Do credit cards make you nervous? Earning sign-up bonuses and credit card rewards can sound enticing, but you worry about incurring too much debt — and the interest that comes with it.
But a debt-proofing strategy can keep you from borrowing more than you can afford. These three steps can prepare you for the unexpected and protect you from a credit card debt cycle that sends interest spiraling.
1. Start an emergency fund
Life can throw you twists and turns — job loss, medical debt, home and car repairs, other emergencies. Instead of relying on a high-interest credit card to pay for unexpected expenses, build an emergency fund to tap.
Don’t let the guideline of having three to six months’ living expenses discourage you; even a small starter fund can help. A fund of $500 is enough to cover common emergencies like a car repair or minor medical costs, according to the Consumer Financial Protection Bureau.
“You have to start somewhere, even if it’s only $25 a week,” says Thomas Nitzsche, spokesman at Money Management International, a nonprofit credit counseling agency. “Because if you don’t start somewhere, you may not start.”
Carrie Lindsey, a mother of two who runs the lifestyle blog Carrie Elle, was grateful to have an emergency fund when her car began having problems. She repeatedly drained her fund for repairs — and kept refilling it.
“The emergency fund was this ongoing gift,” Lindsey says. “It’s very reassuring and very freeing, because you don’t feel like you’re dependent on anybody else to pay those bills.”
Keep your fund in a savings account that doesn’t charge a monthly fee. The annual percentage yield will likely be low — the national average for savings accounts is a paltry 0.06% — but you can find accounts with APYs of 1% or higher.
For further growth, pay yourself automatically by routing a portion of each paycheck directly into your emergency fund. Periodic windfalls — raises, bonuses, tax refunds, birthday money — can also boost your fund
2. Maintain good credit to qualify for low-interest offers
An emergency fund isn’t always enough to cover expenses. Sometimes you need a plan B, which could involve applying for and using a 0% introductory APR credit card.
Such cards can save you money on interest for a period of time, but you may need a good credit score — 690 or higher — to qualify. To maintain good credit, it’s crucial to make all debt payments on time and use 30% or less of your credit limits.
Depending on the emergency, you might not have time to apply for a credit card and wait for it to arrive, but people with good credit have other options.

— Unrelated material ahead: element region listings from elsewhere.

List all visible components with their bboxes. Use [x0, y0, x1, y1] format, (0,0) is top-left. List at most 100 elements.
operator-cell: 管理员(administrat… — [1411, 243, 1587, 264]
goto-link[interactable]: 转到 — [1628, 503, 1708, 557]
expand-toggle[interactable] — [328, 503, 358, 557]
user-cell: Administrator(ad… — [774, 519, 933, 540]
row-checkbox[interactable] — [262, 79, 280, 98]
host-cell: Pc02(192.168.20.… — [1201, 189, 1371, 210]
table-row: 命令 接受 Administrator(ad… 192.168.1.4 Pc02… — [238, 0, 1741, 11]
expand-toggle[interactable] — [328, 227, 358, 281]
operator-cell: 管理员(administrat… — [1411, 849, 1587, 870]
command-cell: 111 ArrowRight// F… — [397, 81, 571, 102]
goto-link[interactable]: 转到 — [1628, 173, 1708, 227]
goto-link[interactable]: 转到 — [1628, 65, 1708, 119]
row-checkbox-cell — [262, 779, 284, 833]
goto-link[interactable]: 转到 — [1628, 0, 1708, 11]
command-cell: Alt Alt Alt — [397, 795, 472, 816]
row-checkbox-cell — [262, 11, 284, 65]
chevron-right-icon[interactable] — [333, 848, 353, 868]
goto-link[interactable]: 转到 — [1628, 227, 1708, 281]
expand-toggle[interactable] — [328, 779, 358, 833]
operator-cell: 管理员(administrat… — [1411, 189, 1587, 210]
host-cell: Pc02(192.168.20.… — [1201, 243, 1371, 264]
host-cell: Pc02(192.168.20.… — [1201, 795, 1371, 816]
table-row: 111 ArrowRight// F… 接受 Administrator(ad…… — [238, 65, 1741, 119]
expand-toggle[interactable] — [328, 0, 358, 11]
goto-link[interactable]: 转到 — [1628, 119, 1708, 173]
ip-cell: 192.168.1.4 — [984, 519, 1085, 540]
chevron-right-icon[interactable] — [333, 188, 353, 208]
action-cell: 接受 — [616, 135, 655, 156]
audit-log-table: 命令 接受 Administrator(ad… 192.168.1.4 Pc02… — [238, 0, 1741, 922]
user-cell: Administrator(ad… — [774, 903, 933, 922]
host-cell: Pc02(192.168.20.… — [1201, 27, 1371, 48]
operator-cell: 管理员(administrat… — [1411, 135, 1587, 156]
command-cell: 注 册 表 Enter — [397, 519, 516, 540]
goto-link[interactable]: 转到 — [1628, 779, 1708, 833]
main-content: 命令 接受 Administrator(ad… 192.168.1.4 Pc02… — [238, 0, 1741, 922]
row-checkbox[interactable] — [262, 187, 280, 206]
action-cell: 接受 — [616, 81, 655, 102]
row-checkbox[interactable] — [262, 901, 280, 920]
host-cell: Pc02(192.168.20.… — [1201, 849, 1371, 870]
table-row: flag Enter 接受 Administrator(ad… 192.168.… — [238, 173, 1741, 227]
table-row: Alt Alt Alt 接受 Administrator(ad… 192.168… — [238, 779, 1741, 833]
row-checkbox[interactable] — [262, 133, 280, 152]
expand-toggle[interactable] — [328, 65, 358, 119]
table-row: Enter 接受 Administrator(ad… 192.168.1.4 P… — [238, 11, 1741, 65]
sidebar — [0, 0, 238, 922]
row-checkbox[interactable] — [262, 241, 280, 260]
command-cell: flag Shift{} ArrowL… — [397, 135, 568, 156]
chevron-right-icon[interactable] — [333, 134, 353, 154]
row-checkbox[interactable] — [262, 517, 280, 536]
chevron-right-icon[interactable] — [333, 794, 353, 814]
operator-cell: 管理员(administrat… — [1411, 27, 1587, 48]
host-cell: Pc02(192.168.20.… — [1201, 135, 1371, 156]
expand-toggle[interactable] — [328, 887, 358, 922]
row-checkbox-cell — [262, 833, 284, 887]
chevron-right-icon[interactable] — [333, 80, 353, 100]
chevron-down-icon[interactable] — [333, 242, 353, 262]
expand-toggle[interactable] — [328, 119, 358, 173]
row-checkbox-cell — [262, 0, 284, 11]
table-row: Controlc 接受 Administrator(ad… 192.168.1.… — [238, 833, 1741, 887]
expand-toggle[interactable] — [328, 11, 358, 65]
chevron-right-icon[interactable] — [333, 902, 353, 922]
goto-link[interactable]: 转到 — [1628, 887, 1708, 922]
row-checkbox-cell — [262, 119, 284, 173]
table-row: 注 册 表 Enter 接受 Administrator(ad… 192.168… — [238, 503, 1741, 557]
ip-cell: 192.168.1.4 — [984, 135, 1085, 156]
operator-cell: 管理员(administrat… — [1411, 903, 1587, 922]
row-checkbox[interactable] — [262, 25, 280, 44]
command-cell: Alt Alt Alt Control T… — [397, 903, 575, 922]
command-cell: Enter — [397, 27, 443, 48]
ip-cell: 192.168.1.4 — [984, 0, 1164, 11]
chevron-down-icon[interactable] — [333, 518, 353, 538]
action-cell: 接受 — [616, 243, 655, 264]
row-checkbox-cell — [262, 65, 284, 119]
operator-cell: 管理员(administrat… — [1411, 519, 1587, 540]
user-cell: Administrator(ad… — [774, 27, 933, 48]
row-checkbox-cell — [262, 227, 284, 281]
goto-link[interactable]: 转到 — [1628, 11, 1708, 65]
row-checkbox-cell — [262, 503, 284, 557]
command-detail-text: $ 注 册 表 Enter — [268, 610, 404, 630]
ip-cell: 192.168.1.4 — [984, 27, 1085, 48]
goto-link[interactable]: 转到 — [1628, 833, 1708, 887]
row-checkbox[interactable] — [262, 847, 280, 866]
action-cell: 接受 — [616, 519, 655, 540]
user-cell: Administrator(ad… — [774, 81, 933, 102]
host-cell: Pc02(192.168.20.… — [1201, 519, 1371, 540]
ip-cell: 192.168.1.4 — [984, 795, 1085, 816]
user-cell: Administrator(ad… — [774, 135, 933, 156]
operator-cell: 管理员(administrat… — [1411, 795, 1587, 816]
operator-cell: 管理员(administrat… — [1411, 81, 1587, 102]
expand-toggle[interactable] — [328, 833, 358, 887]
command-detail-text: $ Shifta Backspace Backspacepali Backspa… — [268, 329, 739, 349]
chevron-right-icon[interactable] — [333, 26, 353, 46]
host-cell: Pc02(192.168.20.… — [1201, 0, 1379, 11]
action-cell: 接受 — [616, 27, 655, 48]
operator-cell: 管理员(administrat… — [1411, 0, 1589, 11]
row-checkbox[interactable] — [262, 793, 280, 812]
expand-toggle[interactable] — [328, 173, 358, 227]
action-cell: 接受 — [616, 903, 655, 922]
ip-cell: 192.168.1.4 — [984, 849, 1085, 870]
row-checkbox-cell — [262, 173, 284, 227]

A personal loan, for example, can offer faster approval, larger borrowing amounts and a fixed term — meaning you’ll have a deadline to pay it off. Weigh the cost of interest and fees before making a decision.
In some cases, you may not even need to borrow money at all. With medical debt, for instance, the provider might be able to set you up with a payment plan or you might be able to apply for financial aid, Nitzsche says.
3. Act fast if debt starts to grow
If credit card interest is already starting to pile up, you’ll want to jump into action before it gets out of hand. That can involve trimming unnecessary expenses, picking up side gigs or applying for a balance transfer credit card.
These cards allow you to transfer debt from a high-interest credit card to one with a lower APR. Again, good credit will be a factor in determining whether you qualify.
The ideal balance transfer card has no annual fee and a lengthy 0% intro APR, to give you time to pay down debt. You’ll likely still owe a balance transfer fee — generally 3% to 5% of the amount transferred — although you can find cards that don’t charge such fees as long as the transfer is made within a specific time.
If you can’t qualify for a balance transfer credit card, or if the credit limit you’re offered isn’t enough to pay down your debt, it may be time to consider other options.
“It’s really important to talk to the creditors, particularly if your circumstances are a result of something beyond your control,” Nitzsche says. “If you have multiple creditors, you can always talk to a credit counselor to see if they can help you establish a budget and set the accounts up on a debt management plan.”